Yalçın Ergönül. Annemin dayısı, çok sevdiğim anneannemin erkek kardeşi…Sosyalistmiş; nurcular tarafından öldürülmüş, bir turunç ağacına asılmış…
“Antakya´ya çocuklarını okumaya gönderen ailelerin, kırsaldan gelen yoksul ve zeki çocuklara sahip çıkan, onlara ders veren, kitap okutan ve politikleştiren TİP´li Yalçın Ergönül” diye geçiyor internette bulduğum tek tük bloglarda.
Bir blogda kendisinden şöyle bahsediliyor:
“Türkiye sosyalist hareket tarihindeki ustalardan birinin ismi gerçekten « Yalçın Usta »dır. Onun sayesinde « Yalçın Usta »lık bir meslek olarak adlandırılabiliyor bugün. Yalçın Usta Antakyalıların çok iyi tanıdığı, ismi ilerici kuşaklarda birinden diğerine bir meşale gibi taşınan Yalçın Ergönül’dür.”

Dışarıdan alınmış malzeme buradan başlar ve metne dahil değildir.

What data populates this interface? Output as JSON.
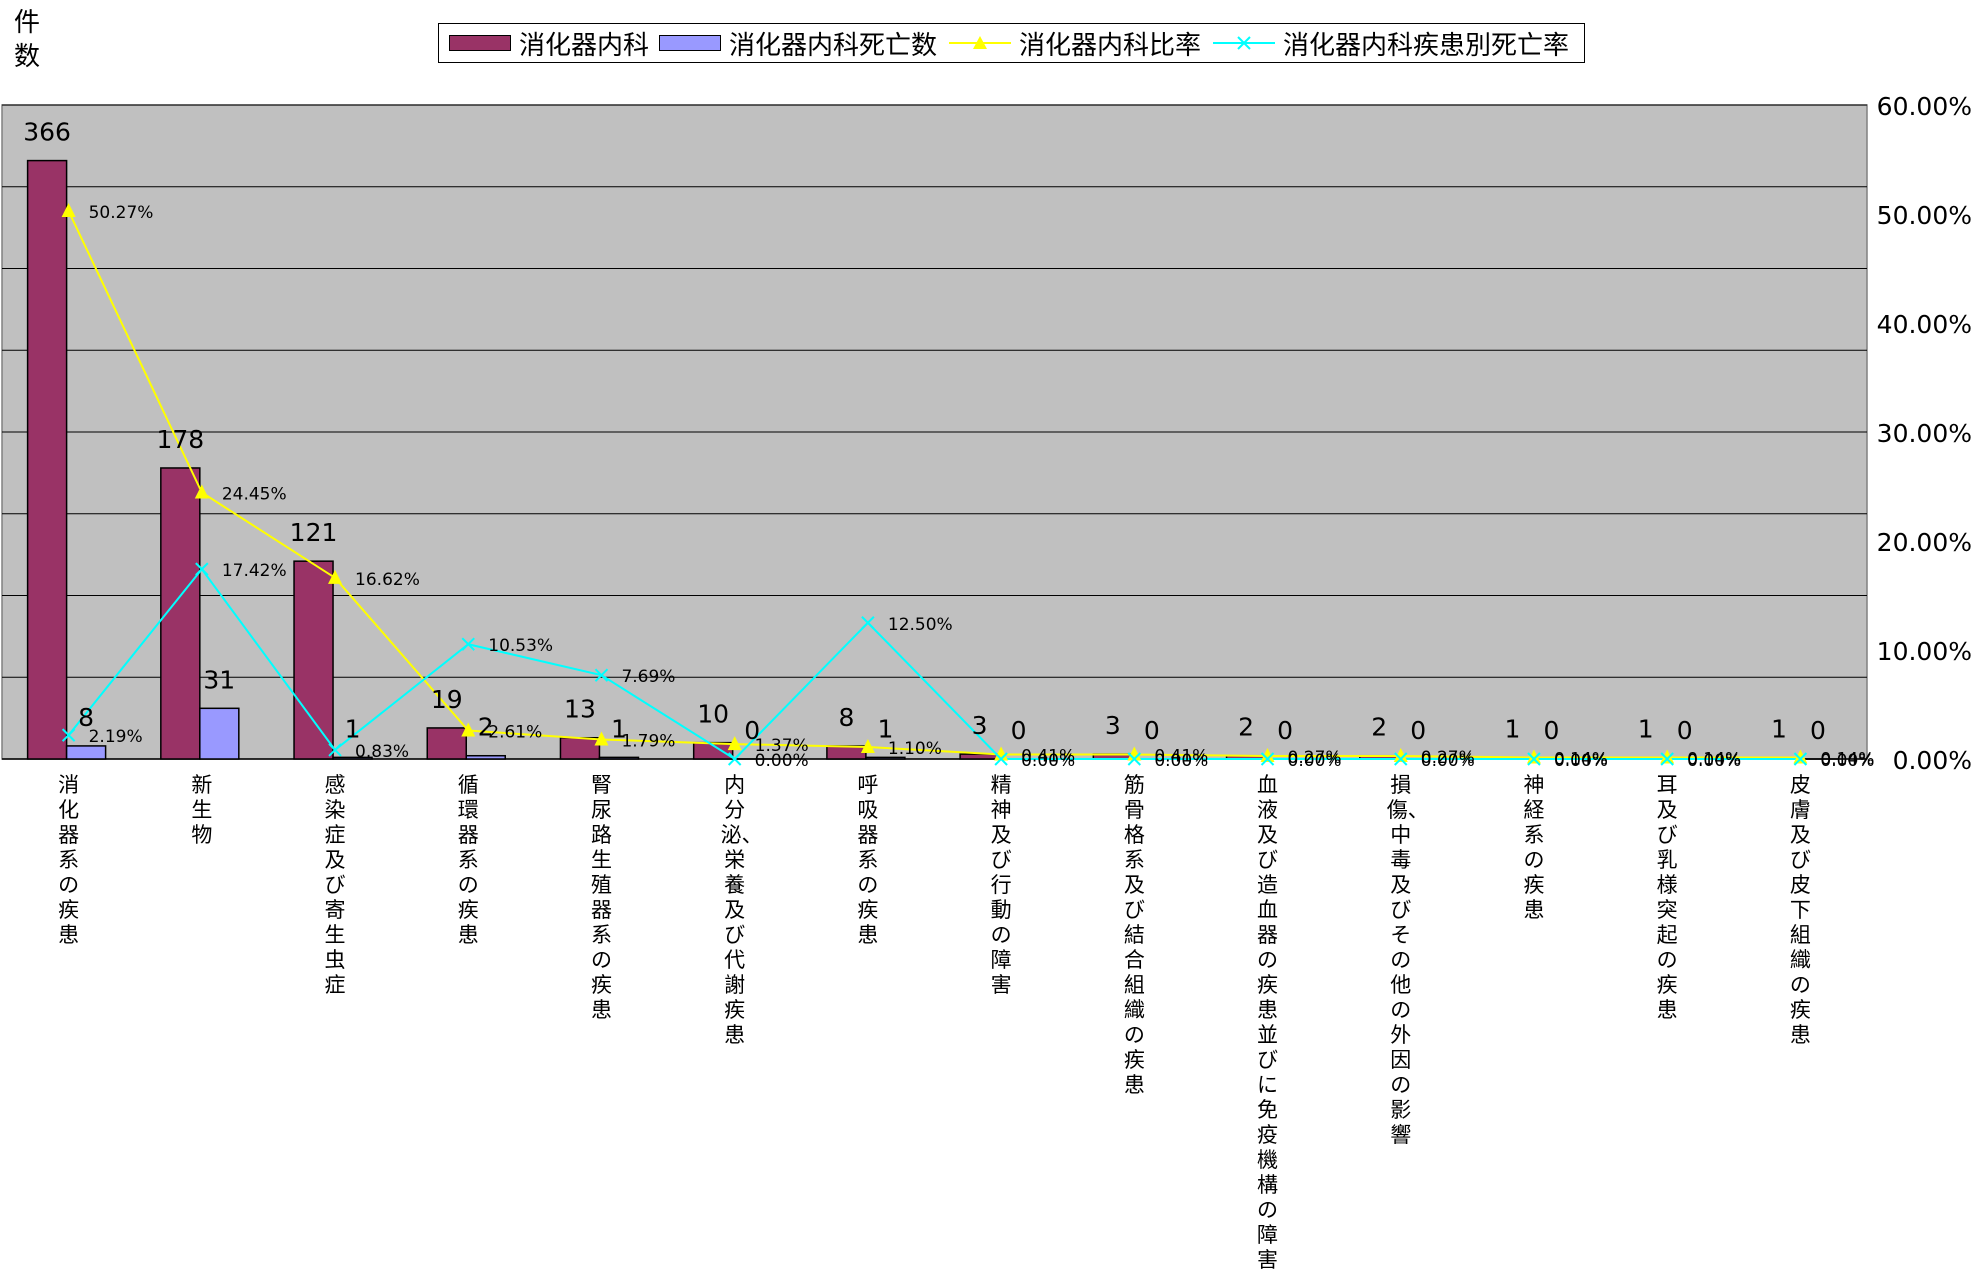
{
  "chart_data": {
    "type": "bar",
    "ylabel": "件数",
    "categories": [
      "消化器系の疾患",
      "新生物",
      "感染症及び寄生虫症",
      "循環器系の疾患",
      "腎尿路生殖器系の疾患",
      "内分泌、栄養及び代謝疾患",
      "呼吸器系の疾患",
      "精神及び行動の障害",
      "筋骨格系及び結合組織の疾患",
      "血液及び造血器の疾患並びに免疫機構の障害",
      "損傷、中毒及びその他の外因の影響",
      "神経系の疾患",
      "耳及び乳様突起の疾患",
      "皮膚及び皮下組織の疾患"
    ],
    "series": [
      {
        "name": "消化器内科",
        "type": "bar",
        "axis": "left",
        "color": "#993366",
        "values": [
          366,
          178,
          121,
          19,
          13,
          10,
          8,
          3,
          3,
          2,
          2,
          1,
          1,
          1
        ],
        "labels": [
          "366",
          "178",
          "121",
          "19",
          "13",
          "10",
          "8",
          "3",
          "3",
          "2",
          "2",
          "1",
          "1",
          "1"
        ]
      },
      {
        "name": "消化器内科死亡数",
        "type": "bar",
        "axis": "left",
        "color": "#9999FF",
        "values": [
          8,
          31,
          1,
          2,
          1,
          0,
          1,
          0,
          0,
          0,
          0,
          0,
          0,
          0
        ],
        "labels": [
          "8",
          "31",
          "1",
          "2",
          "1",
          "0",
          "1",
          "0",
          "0",
          "0",
          "0",
          "0",
          "0",
          "0"
        ]
      },
      {
        "name": "消化器内科比率",
        "type": "line",
        "axis": "right",
        "color": "#FFFF00",
        "marker": "triangle",
        "values": [
          50.27,
          24.45,
          16.62,
          2.61,
          1.79,
          1.37,
          1.1,
          0.41,
          0.41,
          0.27,
          0.27,
          0.14,
          0.14,
          0.14
        ],
        "labels": [
          "50.27%",
          "24.45%",
          "16.62%",
          "2.61%",
          "1.79%",
          "1.37%",
          "1.10%",
          "0.41%",
          "0.41%",
          "0.27%",
          "0.27%",
          "0.14%",
          "0.14%",
          "0.14%"
        ]
      },
      {
        "name": "消化器内科疾患別死亡率",
        "type": "line",
        "axis": "right",
        "color": "#00FFFF",
        "marker": "x",
        "values": [
          2.19,
          17.42,
          0.83,
          10.53,
          7.69,
          0.0,
          12.5,
          0.0,
          0.0,
          0.0,
          0.0,
          0.0,
          0.0,
          0.0
        ],
        "labels": [
          "2.19%",
          "17.42%",
          "0.83%",
          "10.53%",
          "7.69%",
          "0.00%",
          "12.50%",
          "0.00%",
          "0.00%",
          "0.00%",
          "0.00%",
          "0.00%",
          "0.00%",
          "0.00%"
        ]
      }
    ],
    "left_axis": {
      "min": 0,
      "max": 400,
      "step": 50,
      "tick_labels_visible": false
    },
    "right_axis": {
      "min": 0,
      "max": 60,
      "step": 10,
      "ticks": [
        "0.00%",
        "10.00%",
        "20.00%",
        "30.00%",
        "40.00%",
        "50.00%",
        "60.00%"
      ]
    },
    "plot_background": "#C0C0C0",
    "grid": true,
    "legend_position": "top"
  }
}
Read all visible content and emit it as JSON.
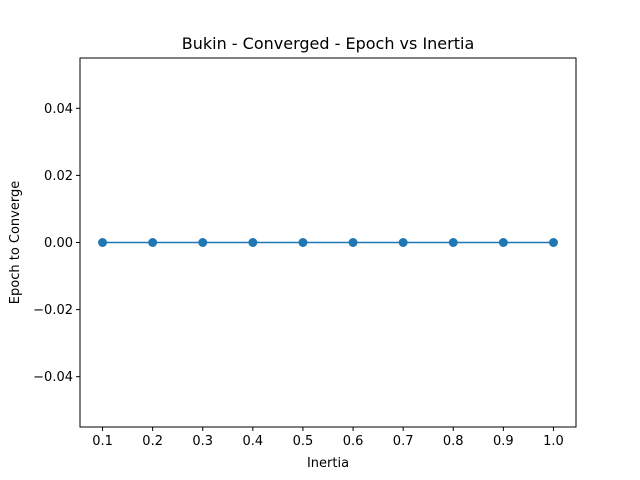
{
  "chart_data": {
    "type": "line",
    "title": "Bukin - Converged - Epoch vs Inertia",
    "xlabel": "Inertia",
    "ylabel": "Epoch to Converge",
    "x": [
      0.1,
      0.2,
      0.3,
      0.4,
      0.5,
      0.6,
      0.7,
      0.8,
      0.9,
      1.0
    ],
    "y": [
      0,
      0,
      0,
      0,
      0,
      0,
      0,
      0,
      0,
      0
    ],
    "xlim": [
      0.055,
      1.045
    ],
    "ylim": [
      -0.055,
      0.055
    ],
    "xticks": [
      0.1,
      0.2,
      0.3,
      0.4,
      0.5,
      0.6,
      0.7,
      0.8,
      0.9,
      1.0
    ],
    "xtick_labels": [
      "0.1",
      "0.2",
      "0.3",
      "0.4",
      "0.5",
      "0.6",
      "0.7",
      "0.8",
      "0.9",
      "1.0"
    ],
    "yticks": [
      -0.04,
      -0.02,
      0.0,
      0.02,
      0.04
    ],
    "ytick_labels": [
      "−0.04",
      "−0.02",
      "0.00",
      "0.02",
      "0.04"
    ],
    "grid": false,
    "marker": "circle",
    "line_color": "#1f77b4"
  }
}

Kendisi yazar ve şairmiş aynı zamanda; bir şiirinden kısacık bir bölüm bulabildim bir de:
« Koooooş Spartaküs
Biz ışığı, hızı hürriyet olanlar
Biz (kaybedecek zincirlerinden gayri şeyi olmayanlar)
Biz on sekiz saat çalışıp
Islak kaldırımlarda aç dolaşanlar
Biz proletarya
Koşuyoruz, koşuyoruz peşinde…
Bizde her sokak bir Spartaküs bekliyor
Her ana bir Spartaküs’e gebe. »
İçimden ona dedim ki: “kendi hakikatimi, doğru bildiğimi paylaşmaktan geri durursam, cesaretimi kaybedersem şayet, seni hatırlayacağım. “
Toprağı bol olsun.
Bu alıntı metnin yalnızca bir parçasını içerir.